Whether that’s more sales, more followers, more whatever - when you fixate on a target like that, all your actions become optimised towards it.
This can be a good thing, but it can also be bad if left unchecked.
Optimising for more sales might lead you to dropping your price. It might mean taking on bad customers. Or it might mean creating new products for the sake of it. And you will eventually reap all of the consequences of these decisions.
Things can get even worse thinking this way. You might even consider hacks and tricks, or the slippery slope to outright fraud. Whether that’s literal fraud, or defrauding your own morals.
Now if you’re that little tree, you might decide to cut yourself in half and graft some metal pole to artificially double your height. Or whatever other strange way you could imagine a tree artificially getting “bigger”. Admittedly this is a weird analogy but let’s run with it.
The point is, there are severe trade-offs for this way of thinking. And I want to anchor you to it so I can show you a better way.
This better way is more of a frame of mind when thinking about business building than anything else, and I have personally found it immensely useful since my friend Ben Mosior introduced the idea to me.
It’s thinking about what conditions you need to create to achieve success, rather than the direct forceful actions you could take.
You could try and pull and stretch the little tree to make it bigger…
But you’ll likely have more success by nurturing the conditions for the tree to grow bigger.
Timely watering. Adequate fertilisation. Good ventilation. Lots of light. Thoughtful pruning.
Focusing on the conditions around the thing you want to improve. This way of thinking applies to everything. Your own well-being, your team, your ideas, your systems, products and services.
Creating the conditions for more sales might look like giving your entire team access to customer research and encouraging open exploration of ideas to help minimise objections and hesitations on sales material.
Or a step before that might be creating the systems that allows direct access for your team to speak to customers in the first place.
This way of thinking has you approaching problems more laterally rather than head on.
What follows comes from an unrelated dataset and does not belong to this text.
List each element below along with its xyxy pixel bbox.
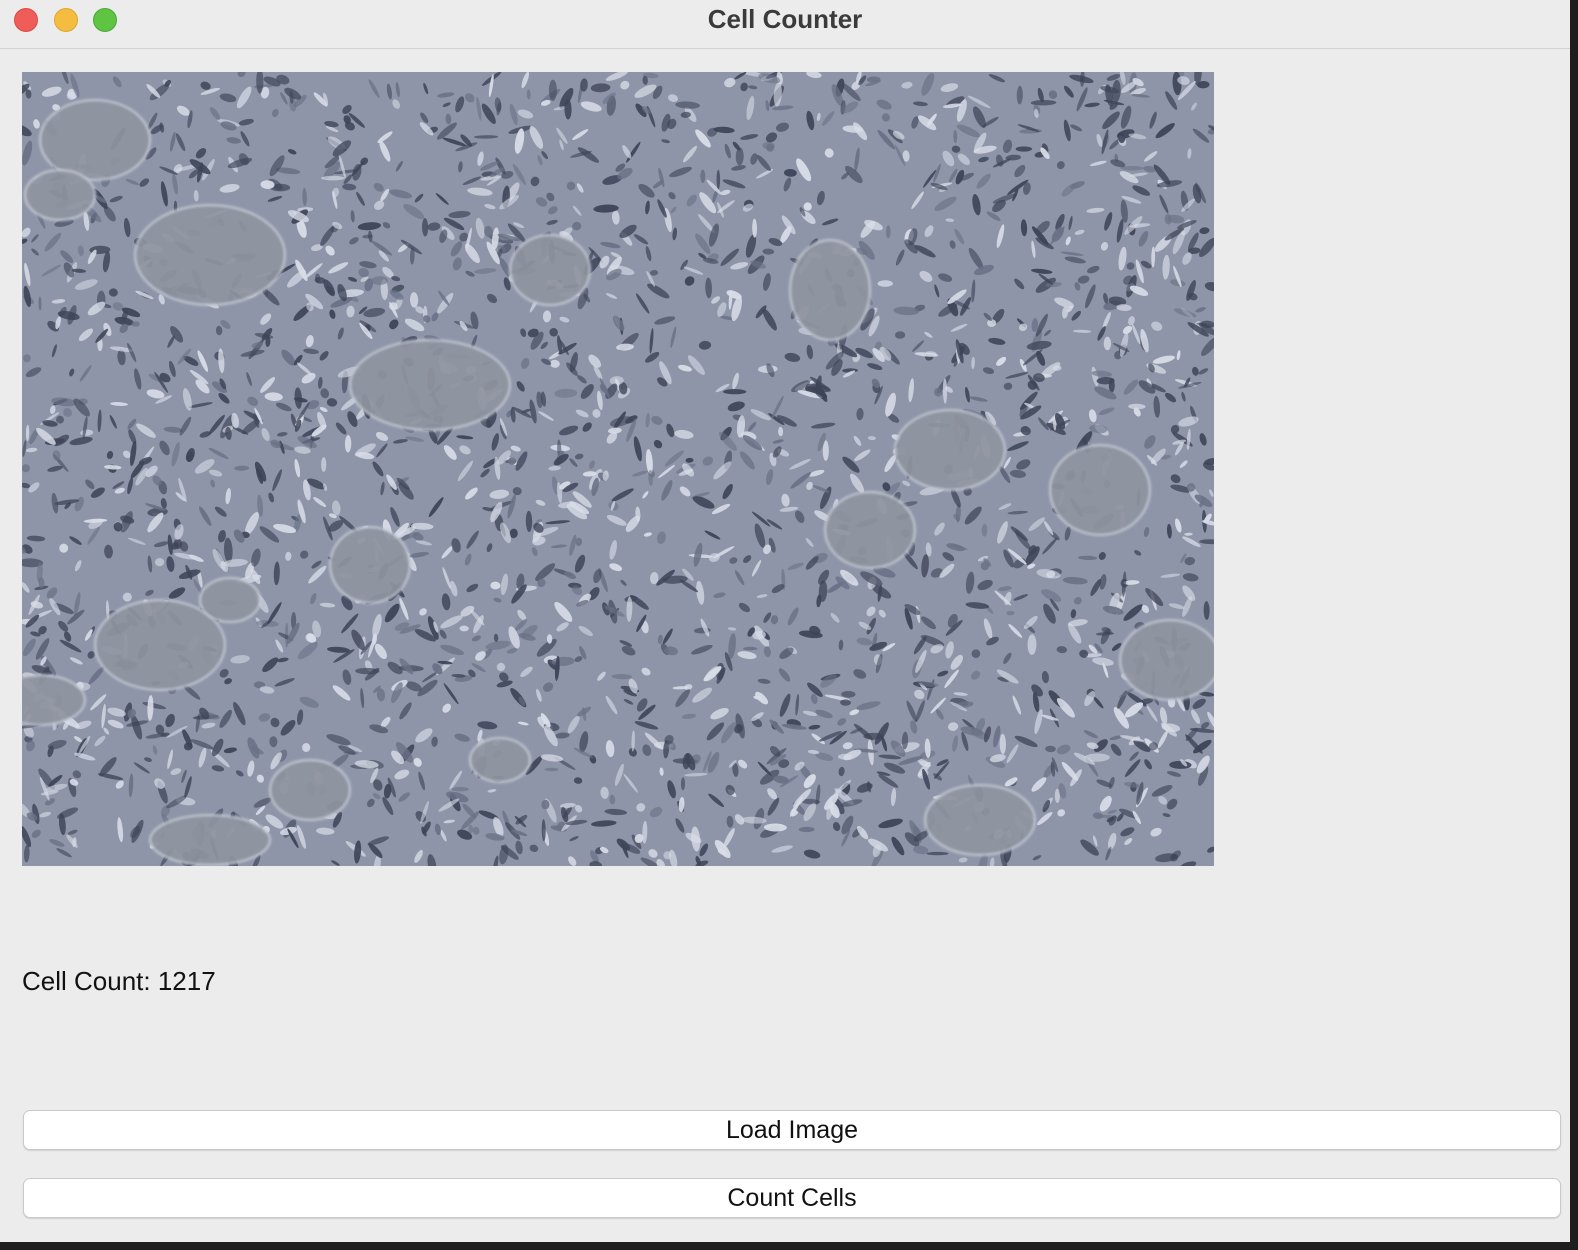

It encourages more long-term thinking, which I think is always a good thing as that tends to encourage compounding results.
So tend to the tree. Don’t hack it down.
Anyway, maybe that was useful. Maybe not. Let me know in the comments.
Cheerio, Charles.
Spot on, Charles - using a sapling to make that point!
When 7-figure brand owners refer to giants like Apple and Patagonia as examples that we need to emulate, I wonder if they truly understand what these companies looked like when they were just starting out. I wanted to add that "hacking" has its place, and successful hacking stems from a strong foundation, including good understanding of the target audience and value proposition.